The rest was lost against his mouth. They held each other as if they’d been apart years instead of moments, emotions surging back and forth between their minds until they blurred into one, filled with grief and sympathy . . . remorse and understanding. Love, most of all.

When they finally moved apart, Enris regarded her somberly. “You told me Marcus could change the world with his words. And he did. He said there were no Tikitik or Oud beyond the mountains. No Om’ray. Aryl, he knew where we could go. He knew we should. We owe him whatever future we have.”

“A future he died for.”

Her Chosen’s dark eyes held hers. “There are worse deaths than the hand of a friend. A very quick friend,” he added with a slight shudder.

“You were there?”

“For all of it.”

Aryl scowled. “Prying.”

“Being the Chosen of Aryl di Sarc.” The hint of a smile. “Something that requires extraordinary ability and courage.”

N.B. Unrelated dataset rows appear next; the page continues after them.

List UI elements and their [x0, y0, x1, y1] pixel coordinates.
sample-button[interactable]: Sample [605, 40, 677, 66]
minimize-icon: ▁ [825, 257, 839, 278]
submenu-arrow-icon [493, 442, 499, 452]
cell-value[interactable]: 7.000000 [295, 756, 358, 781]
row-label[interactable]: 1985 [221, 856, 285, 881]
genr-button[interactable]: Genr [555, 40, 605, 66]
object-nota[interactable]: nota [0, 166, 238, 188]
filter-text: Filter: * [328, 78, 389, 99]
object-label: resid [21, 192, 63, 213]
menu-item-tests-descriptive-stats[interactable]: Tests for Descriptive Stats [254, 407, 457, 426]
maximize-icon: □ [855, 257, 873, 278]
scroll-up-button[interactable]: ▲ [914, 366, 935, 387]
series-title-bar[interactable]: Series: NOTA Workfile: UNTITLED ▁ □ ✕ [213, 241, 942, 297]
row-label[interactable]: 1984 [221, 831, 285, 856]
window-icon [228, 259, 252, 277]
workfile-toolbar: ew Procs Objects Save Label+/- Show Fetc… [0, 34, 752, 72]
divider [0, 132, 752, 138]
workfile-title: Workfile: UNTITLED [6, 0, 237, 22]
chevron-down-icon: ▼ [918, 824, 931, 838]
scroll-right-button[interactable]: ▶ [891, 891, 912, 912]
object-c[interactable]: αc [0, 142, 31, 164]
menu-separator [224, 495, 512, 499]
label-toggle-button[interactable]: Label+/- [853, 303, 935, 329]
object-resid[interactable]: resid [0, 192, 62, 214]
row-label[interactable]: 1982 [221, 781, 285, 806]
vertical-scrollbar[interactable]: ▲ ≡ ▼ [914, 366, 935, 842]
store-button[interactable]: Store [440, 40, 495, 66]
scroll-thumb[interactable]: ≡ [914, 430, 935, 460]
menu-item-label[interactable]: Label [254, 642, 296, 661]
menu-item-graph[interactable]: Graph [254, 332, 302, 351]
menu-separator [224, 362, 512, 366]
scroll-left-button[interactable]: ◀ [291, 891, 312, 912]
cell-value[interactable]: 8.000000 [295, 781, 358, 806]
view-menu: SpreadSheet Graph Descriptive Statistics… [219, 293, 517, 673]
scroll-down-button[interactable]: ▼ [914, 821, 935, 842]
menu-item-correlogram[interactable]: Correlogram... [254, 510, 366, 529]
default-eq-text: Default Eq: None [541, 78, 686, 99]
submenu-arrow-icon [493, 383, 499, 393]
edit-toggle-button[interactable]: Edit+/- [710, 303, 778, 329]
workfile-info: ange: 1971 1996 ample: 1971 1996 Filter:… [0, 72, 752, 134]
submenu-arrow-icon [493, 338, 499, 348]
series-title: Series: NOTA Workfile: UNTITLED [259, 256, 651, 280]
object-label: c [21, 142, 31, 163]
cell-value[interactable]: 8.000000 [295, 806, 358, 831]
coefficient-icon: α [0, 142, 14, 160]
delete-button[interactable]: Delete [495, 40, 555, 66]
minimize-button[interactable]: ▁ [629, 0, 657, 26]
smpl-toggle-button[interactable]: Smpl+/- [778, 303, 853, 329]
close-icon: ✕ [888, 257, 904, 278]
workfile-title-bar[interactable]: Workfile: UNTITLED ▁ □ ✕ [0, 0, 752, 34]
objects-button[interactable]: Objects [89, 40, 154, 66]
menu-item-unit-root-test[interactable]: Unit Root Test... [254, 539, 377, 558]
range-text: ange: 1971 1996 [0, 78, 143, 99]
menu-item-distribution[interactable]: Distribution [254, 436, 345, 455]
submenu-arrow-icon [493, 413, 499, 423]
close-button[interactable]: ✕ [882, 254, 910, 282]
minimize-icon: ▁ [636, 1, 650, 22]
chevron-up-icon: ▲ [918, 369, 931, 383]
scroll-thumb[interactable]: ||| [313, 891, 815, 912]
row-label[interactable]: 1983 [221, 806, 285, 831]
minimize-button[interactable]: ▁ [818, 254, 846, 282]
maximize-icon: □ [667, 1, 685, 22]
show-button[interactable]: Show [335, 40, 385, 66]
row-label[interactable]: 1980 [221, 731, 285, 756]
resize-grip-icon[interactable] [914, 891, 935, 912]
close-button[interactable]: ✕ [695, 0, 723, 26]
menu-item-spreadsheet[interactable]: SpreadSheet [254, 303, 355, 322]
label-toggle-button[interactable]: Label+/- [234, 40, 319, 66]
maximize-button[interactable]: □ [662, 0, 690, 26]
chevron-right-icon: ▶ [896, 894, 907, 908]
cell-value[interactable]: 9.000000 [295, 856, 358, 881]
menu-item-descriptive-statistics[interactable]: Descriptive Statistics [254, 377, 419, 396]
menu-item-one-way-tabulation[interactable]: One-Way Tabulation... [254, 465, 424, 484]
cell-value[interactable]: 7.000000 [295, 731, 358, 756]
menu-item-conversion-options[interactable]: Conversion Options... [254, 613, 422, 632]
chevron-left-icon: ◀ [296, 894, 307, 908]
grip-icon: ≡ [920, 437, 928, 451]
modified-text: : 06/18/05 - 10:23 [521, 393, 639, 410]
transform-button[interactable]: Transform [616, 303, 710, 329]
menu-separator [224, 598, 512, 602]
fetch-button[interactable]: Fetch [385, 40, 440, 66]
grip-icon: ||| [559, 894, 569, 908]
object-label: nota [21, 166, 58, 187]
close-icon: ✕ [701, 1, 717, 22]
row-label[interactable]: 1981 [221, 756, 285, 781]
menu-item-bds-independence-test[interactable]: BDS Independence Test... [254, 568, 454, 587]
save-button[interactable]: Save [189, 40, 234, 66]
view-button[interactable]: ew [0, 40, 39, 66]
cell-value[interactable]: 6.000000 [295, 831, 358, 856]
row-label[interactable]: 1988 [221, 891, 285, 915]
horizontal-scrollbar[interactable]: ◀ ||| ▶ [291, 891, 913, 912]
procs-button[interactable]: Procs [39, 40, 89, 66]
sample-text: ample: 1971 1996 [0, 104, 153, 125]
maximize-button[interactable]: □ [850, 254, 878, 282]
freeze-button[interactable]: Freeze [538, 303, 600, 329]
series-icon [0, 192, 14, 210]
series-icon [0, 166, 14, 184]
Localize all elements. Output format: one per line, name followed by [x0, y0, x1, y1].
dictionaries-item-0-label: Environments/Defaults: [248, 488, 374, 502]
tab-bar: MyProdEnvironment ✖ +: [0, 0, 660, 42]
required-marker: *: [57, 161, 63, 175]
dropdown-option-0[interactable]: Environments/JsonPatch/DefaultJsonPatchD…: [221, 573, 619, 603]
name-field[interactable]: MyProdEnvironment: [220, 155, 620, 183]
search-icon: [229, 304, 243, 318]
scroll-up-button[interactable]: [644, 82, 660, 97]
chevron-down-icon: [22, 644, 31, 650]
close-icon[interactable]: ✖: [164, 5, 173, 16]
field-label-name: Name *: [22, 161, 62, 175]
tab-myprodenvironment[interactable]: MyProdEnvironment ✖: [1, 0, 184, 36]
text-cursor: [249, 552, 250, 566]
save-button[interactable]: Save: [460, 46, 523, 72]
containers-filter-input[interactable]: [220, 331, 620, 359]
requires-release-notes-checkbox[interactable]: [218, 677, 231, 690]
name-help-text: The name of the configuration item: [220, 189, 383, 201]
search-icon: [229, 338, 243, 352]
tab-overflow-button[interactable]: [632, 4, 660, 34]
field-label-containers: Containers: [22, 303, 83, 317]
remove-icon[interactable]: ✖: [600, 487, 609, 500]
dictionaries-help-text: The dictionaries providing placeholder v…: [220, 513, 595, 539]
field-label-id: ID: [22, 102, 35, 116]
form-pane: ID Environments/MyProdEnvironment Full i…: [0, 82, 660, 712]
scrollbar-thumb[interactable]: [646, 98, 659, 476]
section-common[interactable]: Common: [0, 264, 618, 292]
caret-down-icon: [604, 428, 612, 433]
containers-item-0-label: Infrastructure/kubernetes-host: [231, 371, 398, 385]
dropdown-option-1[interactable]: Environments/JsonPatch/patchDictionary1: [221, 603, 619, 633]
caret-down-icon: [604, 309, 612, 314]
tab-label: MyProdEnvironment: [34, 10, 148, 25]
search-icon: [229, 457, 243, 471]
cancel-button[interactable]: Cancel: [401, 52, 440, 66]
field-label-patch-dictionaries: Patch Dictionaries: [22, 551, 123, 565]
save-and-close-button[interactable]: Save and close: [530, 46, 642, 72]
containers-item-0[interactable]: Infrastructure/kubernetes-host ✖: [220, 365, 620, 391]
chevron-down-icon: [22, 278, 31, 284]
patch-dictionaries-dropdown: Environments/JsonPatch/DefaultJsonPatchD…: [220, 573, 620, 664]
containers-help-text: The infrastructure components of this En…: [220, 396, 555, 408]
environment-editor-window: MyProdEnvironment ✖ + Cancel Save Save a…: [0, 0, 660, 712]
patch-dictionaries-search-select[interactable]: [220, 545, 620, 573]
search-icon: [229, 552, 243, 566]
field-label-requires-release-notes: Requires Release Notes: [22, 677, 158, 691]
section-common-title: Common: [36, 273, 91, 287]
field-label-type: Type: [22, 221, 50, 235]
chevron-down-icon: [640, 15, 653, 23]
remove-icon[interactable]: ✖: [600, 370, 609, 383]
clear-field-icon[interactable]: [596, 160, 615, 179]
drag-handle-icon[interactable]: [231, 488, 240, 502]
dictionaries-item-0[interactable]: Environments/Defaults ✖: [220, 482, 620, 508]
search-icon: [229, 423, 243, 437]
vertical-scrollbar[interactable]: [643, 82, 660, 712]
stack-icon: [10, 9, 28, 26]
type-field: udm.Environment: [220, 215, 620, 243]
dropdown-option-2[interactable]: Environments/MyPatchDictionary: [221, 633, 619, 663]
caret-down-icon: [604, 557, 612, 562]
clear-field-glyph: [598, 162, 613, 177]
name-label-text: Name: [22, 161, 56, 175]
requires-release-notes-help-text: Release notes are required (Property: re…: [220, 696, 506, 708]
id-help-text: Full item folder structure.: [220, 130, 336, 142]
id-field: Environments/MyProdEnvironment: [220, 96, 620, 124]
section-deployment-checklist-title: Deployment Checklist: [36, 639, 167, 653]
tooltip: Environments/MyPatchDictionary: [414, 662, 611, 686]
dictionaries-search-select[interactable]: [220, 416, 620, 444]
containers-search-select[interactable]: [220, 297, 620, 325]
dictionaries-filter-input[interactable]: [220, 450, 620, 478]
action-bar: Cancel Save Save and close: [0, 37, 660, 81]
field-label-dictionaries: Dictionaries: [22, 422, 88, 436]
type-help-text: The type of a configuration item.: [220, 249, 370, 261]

He could add good reflexes, she thought. Without them, that slice would have been something far worse. Aryl leaned her forehead against his chest for an instant of mute apology, then stood back. “What happens now?”

“Like everyone else, we,” Enris laid his arm over her shoulders, “must pack. The M’hiray are leaving. Before,” with regret “supper.”

Within a tenth, they’d assembled in the Council Chamber. Anyone could ’port what they carried on their person, so every adult had bundles in their arms as well as packs on their backs. Children carried what they could manage. Those who could push through the M’hir stood beside the bulkier items that would be their responsibility. Baskets of food and seed. Gourds of fuel for oillights and cook stoves. Stacks of tools to work the soil. They’d plundered Sona.

Because they weren’t coming back. That was the new Agreement. The M’hiray would leave Cersi and its Om’ray—its Oud and Tikitik—forever and seek a new life.